The couple had two children — a daughter, Louise, who grew up to marry the violinist Samuel Dushkin, and a son, James, who would become nationally famous in his own right.
James Rorimer became the director of New York’s Metropolitan Museum of Art; he was also well-known as the author of “Survival: The Salvage and Protection of Art in War,” about his days serving in World War II as one of the U.S. Army’s “Monuments Men” who recovered masterpieces looted by the Nazis.
Louis Rorimer died in 1939 at age 67 from complications of an illness that likely came from his lifelong pipe-smoking habit.
Today, his grandchildren live part of the year at Rorycrest and the adjacent Bigsbluff, the home he helped design for his brother, Maurice.
Rorimer’s presence
remains in Cleveland No doubt, Rorimer-Brooks pieces still abound in Cleveland.
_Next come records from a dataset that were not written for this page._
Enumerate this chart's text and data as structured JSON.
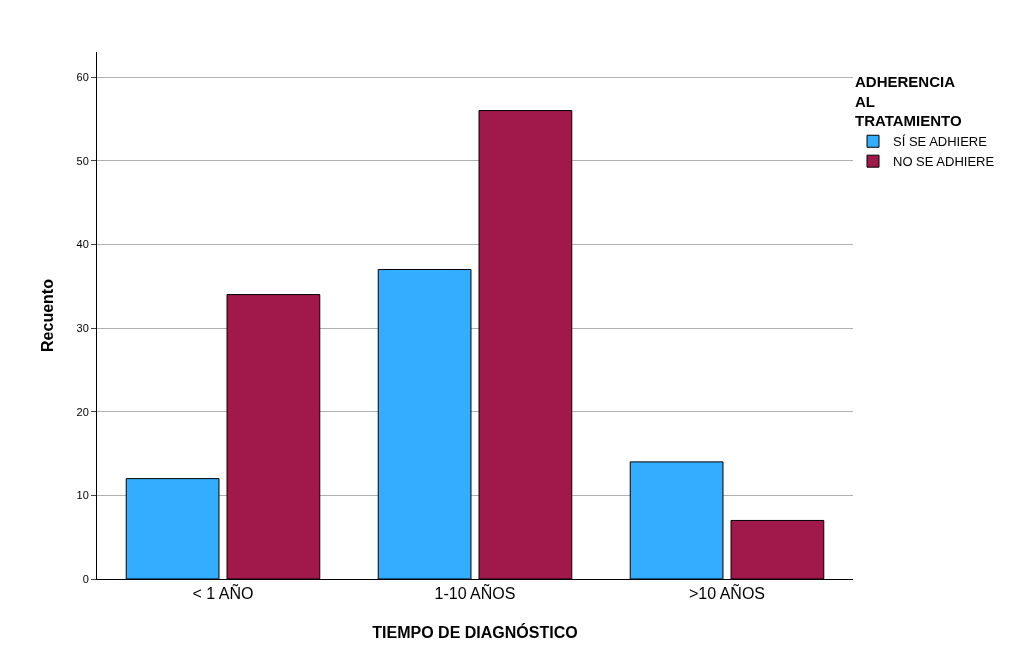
{
  "chart_data": {
    "type": "bar",
    "xlabel": "TIEMPO DE DIAGNÓSTICO",
    "ylabel": "Recuento",
    "legend_title": "ADHERENCIA AL TRATAMIENTO",
    "categories": [
      "< 1 AÑO",
      "1-10 AÑOS",
      ">10 AÑOS"
    ],
    "series": [
      {
        "name": "SÍ SE ADHIERE",
        "color": "#33adff",
        "values": [
          12,
          37,
          14
        ]
      },
      {
        "name": "NO SE ADHIERE",
        "color": "#a0194a",
        "values": [
          34,
          56,
          7
        ]
      }
    ],
    "ylim": [
      0,
      63
    ],
    "yticks": [
      0,
      10,
      20,
      30,
      40,
      50,
      60
    ],
    "grid": "y",
    "legend": "top right"
  }
}
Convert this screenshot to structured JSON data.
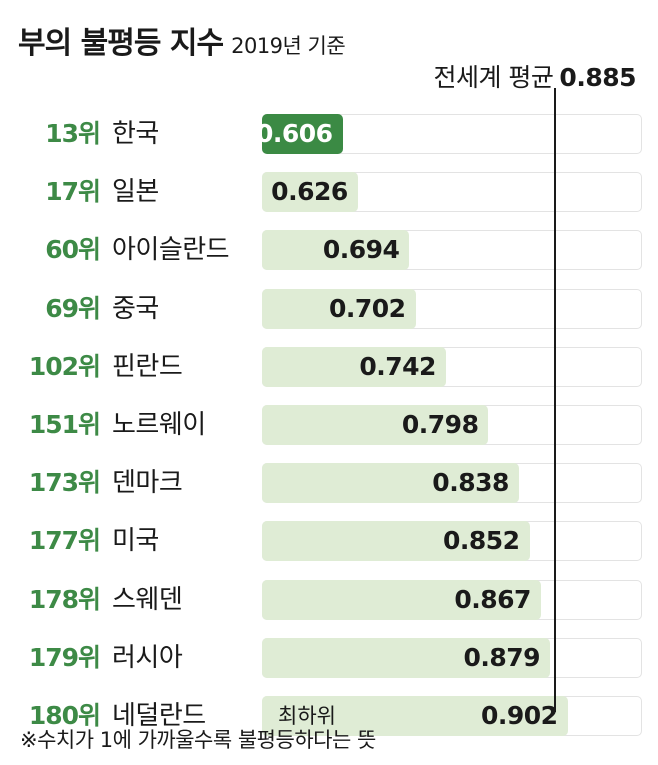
{
  "title": {
    "main": "부의 불평등 지수",
    "sub": "2019년 기준"
  },
  "average": {
    "label": "전세계 평균",
    "value": "0.885"
  },
  "footnote": "※수치가 1에 가까울수록 불평등하다는 뜻",
  "chart_data": {
    "type": "bar",
    "orientation": "horizontal",
    "xlim": [
      0.5,
      1.0
    ],
    "reference_line": 0.885,
    "rows": [
      {
        "rank": "13위",
        "country": "한국",
        "value": 0.606,
        "label": "0.606",
        "highlight": true
      },
      {
        "rank": "17위",
        "country": "일본",
        "value": 0.626,
        "label": "0.626"
      },
      {
        "rank": "60위",
        "country": "아이슬란드",
        "value": 0.694,
        "label": "0.694"
      },
      {
        "rank": "69위",
        "country": "중국",
        "value": 0.702,
        "label": "0.702"
      },
      {
        "rank": "102위",
        "country": "핀란드",
        "value": 0.742,
        "label": "0.742"
      },
      {
        "rank": "151위",
        "country": "노르웨이",
        "value": 0.798,
        "label": "0.798"
      },
      {
        "rank": "173위",
        "country": "덴마크",
        "value": 0.838,
        "label": "0.838"
      },
      {
        "rank": "177위",
        "country": "미국",
        "value": 0.852,
        "label": "0.852"
      },
      {
        "rank": "178위",
        "country": "스웨덴",
        "value": 0.867,
        "label": "0.867"
      },
      {
        "rank": "179위",
        "country": "러시아",
        "value": 0.879,
        "label": "0.879"
      },
      {
        "rank": "180위",
        "country": "네덜란드",
        "value": 0.902,
        "label": "0.902",
        "note": "최하위"
      }
    ]
  }
}
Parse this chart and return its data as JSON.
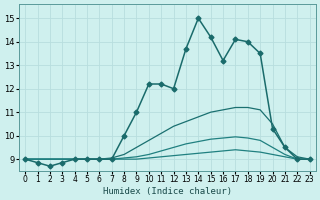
{
  "xlabel": "Humidex (Indice chaleur)",
  "bg_color": "#cff0ee",
  "grid_color": "#b8dede",
  "xlim": [
    -0.5,
    23.5
  ],
  "ylim": [
    8.5,
    15.6
  ],
  "yticks": [
    9,
    10,
    11,
    12,
    13,
    14,
    15
  ],
  "xticks": [
    0,
    1,
    2,
    3,
    4,
    5,
    6,
    7,
    8,
    9,
    10,
    11,
    12,
    13,
    14,
    15,
    16,
    17,
    18,
    19,
    20,
    21,
    22,
    23
  ],
  "series": [
    {
      "x": [
        0,
        1,
        2,
        3,
        4,
        5,
        6,
        7,
        8,
        9,
        10,
        11,
        12,
        13,
        14,
        15,
        16,
        17,
        18,
        19,
        20,
        21,
        22,
        23
      ],
      "y": [
        9.0,
        8.85,
        8.7,
        8.85,
        9.0,
        9.0,
        9.0,
        9.0,
        10.0,
        11.0,
        12.2,
        12.2,
        12.0,
        13.7,
        15.0,
        14.2,
        13.2,
        14.1,
        14.0,
        13.5,
        10.3,
        9.5,
        9.0,
        9.0
      ],
      "color": "#1a6b6b",
      "marker": "D",
      "markersize": 2.5,
      "linewidth": 1.1,
      "zorder": 5
    },
    {
      "x": [
        0,
        1,
        2,
        3,
        4,
        5,
        6,
        7,
        8,
        9,
        10,
        11,
        12,
        13,
        14,
        15,
        16,
        17,
        18,
        19,
        20,
        21,
        22,
        23
      ],
      "y": [
        9.0,
        9.0,
        9.0,
        9.0,
        9.0,
        9.0,
        9.0,
        9.05,
        9.2,
        9.5,
        9.8,
        10.1,
        10.4,
        10.6,
        10.8,
        11.0,
        11.1,
        11.2,
        11.2,
        11.1,
        10.5,
        9.5,
        9.1,
        9.0
      ],
      "color": "#1a7070",
      "marker": null,
      "markersize": 0,
      "linewidth": 0.9,
      "zorder": 3
    },
    {
      "x": [
        0,
        1,
        2,
        3,
        4,
        5,
        6,
        7,
        8,
        9,
        10,
        11,
        12,
        13,
        14,
        15,
        16,
        17,
        18,
        19,
        20,
        21,
        22,
        23
      ],
      "y": [
        9.0,
        9.0,
        9.0,
        9.0,
        9.0,
        9.0,
        9.0,
        9.0,
        9.05,
        9.1,
        9.2,
        9.35,
        9.5,
        9.65,
        9.75,
        9.85,
        9.9,
        9.95,
        9.9,
        9.8,
        9.5,
        9.2,
        9.0,
        9.0
      ],
      "color": "#208080",
      "marker": null,
      "markersize": 0,
      "linewidth": 0.9,
      "zorder": 3
    },
    {
      "x": [
        0,
        1,
        2,
        3,
        4,
        5,
        6,
        7,
        8,
        9,
        10,
        11,
        12,
        13,
        14,
        15,
        16,
        17,
        18,
        19,
        20,
        21,
        22,
        23
      ],
      "y": [
        9.0,
        9.0,
        9.0,
        9.0,
        9.0,
        9.0,
        9.0,
        9.0,
        9.0,
        9.0,
        9.05,
        9.1,
        9.15,
        9.2,
        9.25,
        9.3,
        9.35,
        9.4,
        9.35,
        9.3,
        9.2,
        9.1,
        9.0,
        9.0
      ],
      "color": "#208080",
      "marker": null,
      "markersize": 0,
      "linewidth": 0.9,
      "zorder": 3
    }
  ]
}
Most of them are unsigned, and unless a family knows the provenance of a piece, they might not identify it as such. The firm’s detailed and illustrated records were destroyed in 1957 by Irvin and Co., which bought Rorimer-Brooks.
Still, in homes, attics, auction houses and antique stores, Rorimer-Brooks pieces can be found. And they often aren’t prohibitive in price — Christie’s auction house sold a Rorimer-Brooks chinoiserie bedroom set in June for $1,750.
As interior designer Thomas Randleman explains, Rorimer lived and worked at a time when interior decorators, as they were known then, were almost as involved as architects in the creation of a home or building — as Rorimer had worked with Philip Small during the construction of Moreland Courts, for example.
“You’re only as successful as your patronage,” says Randleman, and Rorimer was certainly that. “He was a man who could translate a kind of lifestyle for people.”
And if people weren’t ready for the way the future would look in their homes, he might help them achieve it with a few pieces of furniture or decorative elements.
To really dazzle them? Well, he’d settle for making his statement in a public space like the Silver Grille.
And lucky Clevelanders — even those who weren’t arts patrons — could appreciate that.